Es zeigen sich große Unterschiede zwischen den einzelnen deutschen Industriebranchen. So geht im WZ 26 über ein Drittel aller Vorleistungslieferungen an ausländische Wirtschaftszweige nach China. Die WZ 27 bis 30 kommen auf Anteile von etwas über einem Fünftel und schneiden damit im Vergleich zum Industriedurchschnitt von gut 16 Prozent ebenfalls überdurchschnittlich ab. Dies sind hohe Anteile, die eine relativ starke exportseitige Abhängigkeit von Chinas Produktionssektor signalisieren. Doch ist zu bedenken, dass die FIGARO-Daten konzeptionell und methodisch bedingt für alle Industriebranchen wesentlich höhere China-Anteile ausweisen als die Außenhandelsstatistik. Zudem relativiert sich Chinas Bedeutung, wenn man die Vorleistungslieferungen der deutschen Industrie ins Inland einbezieht. Sein Anteil an den Vorleistungslieferungen an alle in- und ausländischen Wirtschaftszweige liegt dann bei gut 7 Prozent im Industriedurchschnitt.

Eine andere Datenquelle ermöglicht es, den Anteil der Arbeitsplätze zu ermitteln, der in den deutschen Industriebranchen vom Export nach China abhängt. Die Auswertung der TIVA-Datenbank der OECD zeigt, dass im Jahr 2018 im Industriedurchschnitt gut 5 Prozent der Arbeitsplätze oder über 400 Tausend Stellen direkt und indirekt am Export von Waren und Dienstleistungen nach China hingen.
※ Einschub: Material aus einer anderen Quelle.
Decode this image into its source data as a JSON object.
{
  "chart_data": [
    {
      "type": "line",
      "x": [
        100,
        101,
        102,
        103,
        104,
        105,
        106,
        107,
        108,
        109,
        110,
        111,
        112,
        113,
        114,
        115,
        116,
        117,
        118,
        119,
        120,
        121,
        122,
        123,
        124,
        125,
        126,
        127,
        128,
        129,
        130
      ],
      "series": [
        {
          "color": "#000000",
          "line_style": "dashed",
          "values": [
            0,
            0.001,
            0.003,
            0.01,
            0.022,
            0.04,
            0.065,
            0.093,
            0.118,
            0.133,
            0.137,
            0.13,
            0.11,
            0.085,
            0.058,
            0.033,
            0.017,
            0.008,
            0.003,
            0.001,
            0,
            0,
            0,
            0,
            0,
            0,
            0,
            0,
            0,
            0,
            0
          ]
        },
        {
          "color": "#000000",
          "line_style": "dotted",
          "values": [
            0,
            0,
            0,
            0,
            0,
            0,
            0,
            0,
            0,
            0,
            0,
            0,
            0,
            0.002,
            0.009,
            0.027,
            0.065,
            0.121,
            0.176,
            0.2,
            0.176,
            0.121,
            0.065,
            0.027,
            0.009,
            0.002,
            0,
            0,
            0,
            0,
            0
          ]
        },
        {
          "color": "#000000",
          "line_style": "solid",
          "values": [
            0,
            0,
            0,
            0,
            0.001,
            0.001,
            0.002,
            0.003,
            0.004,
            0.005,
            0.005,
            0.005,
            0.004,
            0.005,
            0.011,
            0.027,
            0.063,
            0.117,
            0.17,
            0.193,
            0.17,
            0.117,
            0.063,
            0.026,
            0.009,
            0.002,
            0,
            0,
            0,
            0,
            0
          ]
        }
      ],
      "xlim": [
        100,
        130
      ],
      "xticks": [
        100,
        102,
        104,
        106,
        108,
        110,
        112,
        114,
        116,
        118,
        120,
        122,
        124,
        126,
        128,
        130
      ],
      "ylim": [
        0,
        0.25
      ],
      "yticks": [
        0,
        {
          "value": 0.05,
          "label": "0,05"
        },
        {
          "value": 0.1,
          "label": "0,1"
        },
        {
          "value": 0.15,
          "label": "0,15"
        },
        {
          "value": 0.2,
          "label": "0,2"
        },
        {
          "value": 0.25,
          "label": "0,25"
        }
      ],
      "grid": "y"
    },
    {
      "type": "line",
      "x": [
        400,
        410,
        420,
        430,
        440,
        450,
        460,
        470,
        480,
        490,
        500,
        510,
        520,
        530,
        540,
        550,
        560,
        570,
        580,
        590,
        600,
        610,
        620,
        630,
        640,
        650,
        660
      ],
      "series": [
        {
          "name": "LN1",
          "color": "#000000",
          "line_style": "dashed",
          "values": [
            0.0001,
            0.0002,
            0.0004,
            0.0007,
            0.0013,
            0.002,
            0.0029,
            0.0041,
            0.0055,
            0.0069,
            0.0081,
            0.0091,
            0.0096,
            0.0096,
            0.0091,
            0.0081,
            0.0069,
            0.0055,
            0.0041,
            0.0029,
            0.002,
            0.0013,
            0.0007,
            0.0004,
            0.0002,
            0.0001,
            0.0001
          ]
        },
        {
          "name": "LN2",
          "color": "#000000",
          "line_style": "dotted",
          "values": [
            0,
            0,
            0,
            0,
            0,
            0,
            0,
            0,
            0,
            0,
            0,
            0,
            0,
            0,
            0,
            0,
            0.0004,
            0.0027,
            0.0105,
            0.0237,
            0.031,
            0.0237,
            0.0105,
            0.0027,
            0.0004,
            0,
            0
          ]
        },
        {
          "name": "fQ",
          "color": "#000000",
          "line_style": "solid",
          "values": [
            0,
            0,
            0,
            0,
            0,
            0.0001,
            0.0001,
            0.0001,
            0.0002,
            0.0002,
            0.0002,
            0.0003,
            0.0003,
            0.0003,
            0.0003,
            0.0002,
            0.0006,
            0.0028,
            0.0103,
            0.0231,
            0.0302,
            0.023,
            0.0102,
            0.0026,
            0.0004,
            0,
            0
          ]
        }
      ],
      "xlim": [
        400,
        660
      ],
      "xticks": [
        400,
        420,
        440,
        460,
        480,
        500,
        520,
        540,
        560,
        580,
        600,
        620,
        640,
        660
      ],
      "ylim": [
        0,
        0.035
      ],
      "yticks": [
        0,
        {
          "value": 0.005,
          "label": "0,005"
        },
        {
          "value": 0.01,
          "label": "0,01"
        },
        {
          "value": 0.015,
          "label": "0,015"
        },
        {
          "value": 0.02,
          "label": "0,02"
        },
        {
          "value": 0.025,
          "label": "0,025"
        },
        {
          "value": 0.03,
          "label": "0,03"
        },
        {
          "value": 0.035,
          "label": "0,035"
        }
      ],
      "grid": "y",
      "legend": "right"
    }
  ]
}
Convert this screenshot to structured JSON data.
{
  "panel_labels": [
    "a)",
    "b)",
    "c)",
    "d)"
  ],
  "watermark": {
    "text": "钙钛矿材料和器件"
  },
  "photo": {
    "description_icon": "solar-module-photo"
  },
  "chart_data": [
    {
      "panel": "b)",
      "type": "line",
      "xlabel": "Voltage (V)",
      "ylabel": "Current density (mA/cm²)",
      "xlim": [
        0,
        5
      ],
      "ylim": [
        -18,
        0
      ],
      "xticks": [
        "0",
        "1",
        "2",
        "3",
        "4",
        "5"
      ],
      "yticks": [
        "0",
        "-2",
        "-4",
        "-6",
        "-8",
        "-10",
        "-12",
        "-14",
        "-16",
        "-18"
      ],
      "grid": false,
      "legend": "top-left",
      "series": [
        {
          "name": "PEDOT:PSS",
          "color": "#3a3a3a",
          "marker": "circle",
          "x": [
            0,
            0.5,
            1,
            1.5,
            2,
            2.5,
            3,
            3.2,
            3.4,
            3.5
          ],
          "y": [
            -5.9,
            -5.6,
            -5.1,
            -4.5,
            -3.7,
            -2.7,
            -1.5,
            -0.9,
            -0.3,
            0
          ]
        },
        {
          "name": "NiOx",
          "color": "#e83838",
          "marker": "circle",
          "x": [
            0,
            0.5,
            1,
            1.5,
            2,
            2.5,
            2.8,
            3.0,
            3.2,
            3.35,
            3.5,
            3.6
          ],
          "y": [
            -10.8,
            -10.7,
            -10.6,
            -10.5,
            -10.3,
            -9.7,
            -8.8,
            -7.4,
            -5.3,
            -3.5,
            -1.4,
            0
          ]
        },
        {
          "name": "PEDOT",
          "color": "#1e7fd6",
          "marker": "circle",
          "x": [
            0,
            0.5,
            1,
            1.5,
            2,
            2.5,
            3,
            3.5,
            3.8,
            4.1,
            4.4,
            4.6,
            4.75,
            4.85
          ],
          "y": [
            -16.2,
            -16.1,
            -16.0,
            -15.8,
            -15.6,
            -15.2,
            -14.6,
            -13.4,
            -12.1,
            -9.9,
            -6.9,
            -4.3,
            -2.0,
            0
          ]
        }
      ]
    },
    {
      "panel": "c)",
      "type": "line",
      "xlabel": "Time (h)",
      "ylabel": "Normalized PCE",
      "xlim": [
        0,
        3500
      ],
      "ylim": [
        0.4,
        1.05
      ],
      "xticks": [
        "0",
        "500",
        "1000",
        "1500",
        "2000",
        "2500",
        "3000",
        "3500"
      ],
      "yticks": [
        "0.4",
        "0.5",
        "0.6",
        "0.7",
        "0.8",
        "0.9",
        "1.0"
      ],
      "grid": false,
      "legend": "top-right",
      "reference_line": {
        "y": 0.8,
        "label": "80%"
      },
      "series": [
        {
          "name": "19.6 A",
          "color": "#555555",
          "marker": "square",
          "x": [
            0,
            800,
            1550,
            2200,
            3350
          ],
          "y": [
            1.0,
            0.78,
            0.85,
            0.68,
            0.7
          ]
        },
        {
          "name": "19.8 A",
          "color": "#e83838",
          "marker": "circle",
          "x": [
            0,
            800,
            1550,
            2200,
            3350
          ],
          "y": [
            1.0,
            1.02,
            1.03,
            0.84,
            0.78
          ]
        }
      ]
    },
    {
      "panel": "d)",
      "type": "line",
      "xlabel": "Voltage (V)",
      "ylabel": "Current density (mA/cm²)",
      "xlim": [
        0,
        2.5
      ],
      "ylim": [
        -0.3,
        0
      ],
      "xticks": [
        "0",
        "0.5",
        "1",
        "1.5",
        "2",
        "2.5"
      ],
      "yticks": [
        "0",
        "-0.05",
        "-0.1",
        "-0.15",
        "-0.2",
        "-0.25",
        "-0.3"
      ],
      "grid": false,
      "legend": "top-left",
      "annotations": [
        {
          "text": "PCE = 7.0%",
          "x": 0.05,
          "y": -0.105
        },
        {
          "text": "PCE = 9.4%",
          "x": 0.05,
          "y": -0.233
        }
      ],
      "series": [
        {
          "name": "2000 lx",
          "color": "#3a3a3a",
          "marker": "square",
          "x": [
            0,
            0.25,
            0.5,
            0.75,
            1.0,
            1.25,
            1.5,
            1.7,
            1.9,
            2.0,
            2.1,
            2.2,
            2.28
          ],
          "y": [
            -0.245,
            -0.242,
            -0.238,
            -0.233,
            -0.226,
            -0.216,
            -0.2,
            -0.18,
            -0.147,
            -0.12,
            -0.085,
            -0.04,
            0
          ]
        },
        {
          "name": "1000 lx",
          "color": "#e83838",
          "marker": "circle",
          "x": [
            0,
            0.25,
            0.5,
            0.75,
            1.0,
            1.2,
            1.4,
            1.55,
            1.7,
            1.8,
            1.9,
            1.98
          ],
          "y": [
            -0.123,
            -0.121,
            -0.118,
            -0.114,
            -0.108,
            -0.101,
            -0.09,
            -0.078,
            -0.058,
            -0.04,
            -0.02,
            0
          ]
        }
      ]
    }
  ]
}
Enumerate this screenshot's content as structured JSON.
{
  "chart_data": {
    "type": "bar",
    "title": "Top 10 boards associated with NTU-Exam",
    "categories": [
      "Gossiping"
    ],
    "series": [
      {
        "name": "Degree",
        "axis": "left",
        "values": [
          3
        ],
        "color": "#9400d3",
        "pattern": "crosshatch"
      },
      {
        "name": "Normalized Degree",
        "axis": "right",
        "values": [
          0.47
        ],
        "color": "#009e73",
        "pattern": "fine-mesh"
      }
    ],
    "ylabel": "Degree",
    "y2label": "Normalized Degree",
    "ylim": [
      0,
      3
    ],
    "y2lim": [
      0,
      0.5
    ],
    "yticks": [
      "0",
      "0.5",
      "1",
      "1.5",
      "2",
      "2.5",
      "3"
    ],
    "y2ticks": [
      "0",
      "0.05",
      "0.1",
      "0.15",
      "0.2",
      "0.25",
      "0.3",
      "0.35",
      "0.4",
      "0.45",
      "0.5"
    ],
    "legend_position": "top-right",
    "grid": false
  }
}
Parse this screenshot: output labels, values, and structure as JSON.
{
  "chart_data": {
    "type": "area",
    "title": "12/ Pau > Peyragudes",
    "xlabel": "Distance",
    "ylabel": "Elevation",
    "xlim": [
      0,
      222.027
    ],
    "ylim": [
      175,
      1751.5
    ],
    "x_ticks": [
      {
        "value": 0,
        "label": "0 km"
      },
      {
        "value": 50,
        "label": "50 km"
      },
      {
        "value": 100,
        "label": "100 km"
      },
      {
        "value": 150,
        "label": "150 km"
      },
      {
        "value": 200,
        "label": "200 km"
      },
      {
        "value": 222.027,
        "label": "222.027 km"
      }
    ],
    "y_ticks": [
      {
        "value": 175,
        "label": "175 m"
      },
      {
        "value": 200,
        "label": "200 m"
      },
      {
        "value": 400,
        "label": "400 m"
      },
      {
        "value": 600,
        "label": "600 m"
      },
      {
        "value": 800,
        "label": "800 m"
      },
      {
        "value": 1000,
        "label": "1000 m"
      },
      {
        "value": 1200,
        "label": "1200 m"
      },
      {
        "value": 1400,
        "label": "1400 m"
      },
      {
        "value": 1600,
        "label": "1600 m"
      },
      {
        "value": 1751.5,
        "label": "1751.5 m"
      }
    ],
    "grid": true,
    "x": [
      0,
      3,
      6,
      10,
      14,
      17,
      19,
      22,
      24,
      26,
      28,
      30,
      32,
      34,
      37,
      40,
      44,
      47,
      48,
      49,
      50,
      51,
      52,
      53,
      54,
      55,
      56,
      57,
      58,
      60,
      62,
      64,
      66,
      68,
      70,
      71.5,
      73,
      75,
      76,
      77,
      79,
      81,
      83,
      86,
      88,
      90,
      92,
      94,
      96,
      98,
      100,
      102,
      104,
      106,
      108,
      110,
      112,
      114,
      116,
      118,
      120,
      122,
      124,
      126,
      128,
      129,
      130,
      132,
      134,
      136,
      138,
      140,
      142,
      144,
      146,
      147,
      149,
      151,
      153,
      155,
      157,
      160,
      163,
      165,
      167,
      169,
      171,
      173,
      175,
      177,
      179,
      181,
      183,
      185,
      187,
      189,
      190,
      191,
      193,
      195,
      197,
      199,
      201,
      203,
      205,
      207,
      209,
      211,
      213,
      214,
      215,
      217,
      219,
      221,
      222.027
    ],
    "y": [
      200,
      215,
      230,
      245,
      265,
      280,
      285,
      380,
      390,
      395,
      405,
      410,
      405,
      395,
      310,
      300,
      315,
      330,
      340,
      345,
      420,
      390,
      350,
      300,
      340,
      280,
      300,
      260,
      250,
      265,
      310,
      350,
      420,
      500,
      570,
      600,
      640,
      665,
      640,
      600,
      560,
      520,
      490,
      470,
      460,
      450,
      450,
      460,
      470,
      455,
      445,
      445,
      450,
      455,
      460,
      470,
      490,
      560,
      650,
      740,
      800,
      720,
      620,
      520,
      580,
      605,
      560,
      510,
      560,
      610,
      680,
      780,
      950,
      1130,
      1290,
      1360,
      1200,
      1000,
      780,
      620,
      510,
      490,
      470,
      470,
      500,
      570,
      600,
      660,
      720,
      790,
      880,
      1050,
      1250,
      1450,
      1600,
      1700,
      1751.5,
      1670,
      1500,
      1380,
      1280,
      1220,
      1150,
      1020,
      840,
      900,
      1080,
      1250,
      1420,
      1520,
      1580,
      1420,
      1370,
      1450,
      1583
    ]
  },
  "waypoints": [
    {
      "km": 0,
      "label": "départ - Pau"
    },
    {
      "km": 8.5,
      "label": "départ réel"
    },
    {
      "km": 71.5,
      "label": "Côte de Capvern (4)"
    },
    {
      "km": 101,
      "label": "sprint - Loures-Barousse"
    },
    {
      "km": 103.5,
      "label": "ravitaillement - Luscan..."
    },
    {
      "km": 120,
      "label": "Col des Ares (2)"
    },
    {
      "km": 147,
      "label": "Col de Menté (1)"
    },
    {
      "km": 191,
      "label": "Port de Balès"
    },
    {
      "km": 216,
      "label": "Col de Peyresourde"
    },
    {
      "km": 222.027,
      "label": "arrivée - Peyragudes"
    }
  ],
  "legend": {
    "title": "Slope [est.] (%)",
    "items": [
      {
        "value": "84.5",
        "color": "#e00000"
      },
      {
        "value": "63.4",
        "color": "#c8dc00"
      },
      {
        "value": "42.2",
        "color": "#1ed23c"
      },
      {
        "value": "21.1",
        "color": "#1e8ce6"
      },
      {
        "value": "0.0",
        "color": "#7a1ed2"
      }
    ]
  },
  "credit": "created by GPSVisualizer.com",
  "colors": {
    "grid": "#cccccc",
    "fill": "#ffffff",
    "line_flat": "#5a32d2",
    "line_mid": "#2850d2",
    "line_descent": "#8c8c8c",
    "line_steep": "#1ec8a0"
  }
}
In den typischen deutschen Exportbranchen liegt der Anteil zwischen gut 5 und knapp 10 Prozent.

Beim Blick auf die beiden Seiten des Außenhandels fällt auf, dass China auf der Vorleistungsebene für die deutsche Industrie exportseitig mit gut 16 Prozent eine stärkere Rolle spielt als importseitig mit knapp 7 Prozent. Das ist im deutschen Warenhandel auf Basis von Außenhandelsdaten von Eurostat anders, wo Chinas Anteile bei der Einfuhr und der Ausfuhr mit um die 8 Prozent ähnlich hoch sind. Der Unterschied dürfte mit darauf zurückzuführen sein, dass auf der Importseite beim Warenhandel der Endverbrauch eine wichtige Rolle spielt, während das auf der Exportseite weniger der Fall ist. Außerdem dürfte die deutsche Industrie bei den Vorleistungsimporten stärker auf europäische Lieferanten fokussieren, weil hier der Freihandel im Binnenmarkt zieht und zudem im Zuge von Just-in-time-Optimierungen geografische Nähe wichtig ist. Dagegen setzt sie exportseitig bei den Vorleistungslieferungen relativ stark auf Chinas Produktionssektor als „Fabrik der Welt“. Vorleistungsexporte dürften zudem den deutschen Direktinvestitionen in China folgen.

Insgesamt ist China als Lieferant und Abnehmer von Vorleistungen im Industriedurchschnitt zwar bedeutsam, aber nicht in einem überragenden Ausmaß. Allerdings gibt es einige Branchen mit relativ starken Abhängigkeiten auf der Vorleistungsebene, in der verwendeten Datenabgrenzung ist dies vor allem die Elektroindustrie. Hier geht es zeitnah um mehr Diversifizierung, also eine stärkere Streuung der Lieferanten und Abnehmer auf andere Länder, um die Abhängigkeiten von China zu reduzieren. Dies ist in erster Linie Aufgabe der Unternehmen. Die Firmen brauchen aber Flankierung durch die Politik, sei es durch Freihandelsabkommen mit anderen Partnerländern oder durch Delegationsreisen sowie mehr Investitions- und Exportkreditgarantien.